But I sure hope the Chinese know what they are getting into. All said and done, the Tehrik-e-Taliban, the Al Qaida remnants and the Baluchis, the Lashkar-e-Toibas and Lashkar-e-Janghvis, the Hekmatyars and the Haqqanis aren’t going to just roll over and let the Chinese build roads and bridges, factories and power plants on what they see as their backyard, Reapers or no Reapers. They live in the middle ages and don’t give a flying f–k about economic corridors and roads and bridges. They hate the Taliban’s guts and don’t give a space-walking shtup about any prior deals with the Taliban.

For India, there may be an opportunity, albeit one with risks, but then fortune favors the brave.
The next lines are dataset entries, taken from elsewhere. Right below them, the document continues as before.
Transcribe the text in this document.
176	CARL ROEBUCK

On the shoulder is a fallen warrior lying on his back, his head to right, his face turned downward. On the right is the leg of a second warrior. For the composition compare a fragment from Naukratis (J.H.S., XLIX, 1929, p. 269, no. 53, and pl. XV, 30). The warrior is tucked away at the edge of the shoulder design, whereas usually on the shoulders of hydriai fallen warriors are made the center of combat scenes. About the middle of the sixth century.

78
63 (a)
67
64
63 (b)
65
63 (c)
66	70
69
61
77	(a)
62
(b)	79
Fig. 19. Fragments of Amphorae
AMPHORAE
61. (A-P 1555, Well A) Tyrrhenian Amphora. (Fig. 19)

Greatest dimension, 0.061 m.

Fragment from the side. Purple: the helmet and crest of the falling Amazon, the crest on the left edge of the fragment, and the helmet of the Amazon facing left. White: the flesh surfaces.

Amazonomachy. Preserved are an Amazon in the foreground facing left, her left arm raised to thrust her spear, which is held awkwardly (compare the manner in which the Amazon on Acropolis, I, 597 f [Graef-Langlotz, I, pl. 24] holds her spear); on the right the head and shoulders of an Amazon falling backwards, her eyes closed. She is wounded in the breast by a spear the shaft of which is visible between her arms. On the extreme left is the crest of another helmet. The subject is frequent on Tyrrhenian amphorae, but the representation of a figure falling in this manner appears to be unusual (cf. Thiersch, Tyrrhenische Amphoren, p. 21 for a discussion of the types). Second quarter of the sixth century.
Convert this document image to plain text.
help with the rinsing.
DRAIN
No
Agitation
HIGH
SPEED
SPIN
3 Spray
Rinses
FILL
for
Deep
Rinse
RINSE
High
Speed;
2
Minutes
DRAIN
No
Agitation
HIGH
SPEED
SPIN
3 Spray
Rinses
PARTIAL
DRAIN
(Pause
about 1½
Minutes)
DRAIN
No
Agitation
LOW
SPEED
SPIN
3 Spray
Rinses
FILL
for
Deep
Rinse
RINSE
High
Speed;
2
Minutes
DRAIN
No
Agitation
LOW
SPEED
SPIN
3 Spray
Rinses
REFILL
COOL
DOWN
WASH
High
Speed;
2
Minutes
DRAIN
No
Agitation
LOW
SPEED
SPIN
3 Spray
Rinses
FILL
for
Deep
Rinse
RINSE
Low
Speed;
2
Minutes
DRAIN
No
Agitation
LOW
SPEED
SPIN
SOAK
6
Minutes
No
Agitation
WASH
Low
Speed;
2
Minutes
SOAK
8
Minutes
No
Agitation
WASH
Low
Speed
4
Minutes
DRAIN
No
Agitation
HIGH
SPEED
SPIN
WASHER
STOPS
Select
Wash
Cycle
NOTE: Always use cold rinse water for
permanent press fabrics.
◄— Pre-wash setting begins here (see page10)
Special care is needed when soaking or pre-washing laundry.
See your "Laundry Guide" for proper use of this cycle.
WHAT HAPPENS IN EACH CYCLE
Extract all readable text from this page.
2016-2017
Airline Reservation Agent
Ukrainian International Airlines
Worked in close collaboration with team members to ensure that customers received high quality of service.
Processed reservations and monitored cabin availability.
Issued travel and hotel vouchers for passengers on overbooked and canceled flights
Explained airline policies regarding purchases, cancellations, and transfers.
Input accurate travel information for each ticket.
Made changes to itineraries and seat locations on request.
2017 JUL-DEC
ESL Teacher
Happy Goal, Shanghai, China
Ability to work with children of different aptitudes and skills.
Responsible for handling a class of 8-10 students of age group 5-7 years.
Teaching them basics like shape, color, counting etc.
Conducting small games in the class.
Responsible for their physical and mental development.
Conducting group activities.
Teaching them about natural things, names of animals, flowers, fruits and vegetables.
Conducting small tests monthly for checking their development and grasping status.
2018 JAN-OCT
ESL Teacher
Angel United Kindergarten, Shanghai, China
The rebellious Baluchis want to form their own nation and it is rumoured that they are already receiving covert Indian aid in their struggle for secession from Pakistan. If so, India should ratchet up it’s aid program to a whole new level. Unlike the Taliban and the Lashkar, the Baluchis are sitting on over $ 1 trillion worth of mineral resources like natural gas, iron ore, coal, copper, cobalt and exotic metals like Lithium. Like the Kurdish regions of Iraq, Baluchistan is Pakistan’s bread basket. Keeping it in turmoil and might keep Pakistan on the brink.

India’s external intelligence agency, RAW, should get off their collective butts and take a page from the Mossad playbook.

It is time for India to get a bit devious.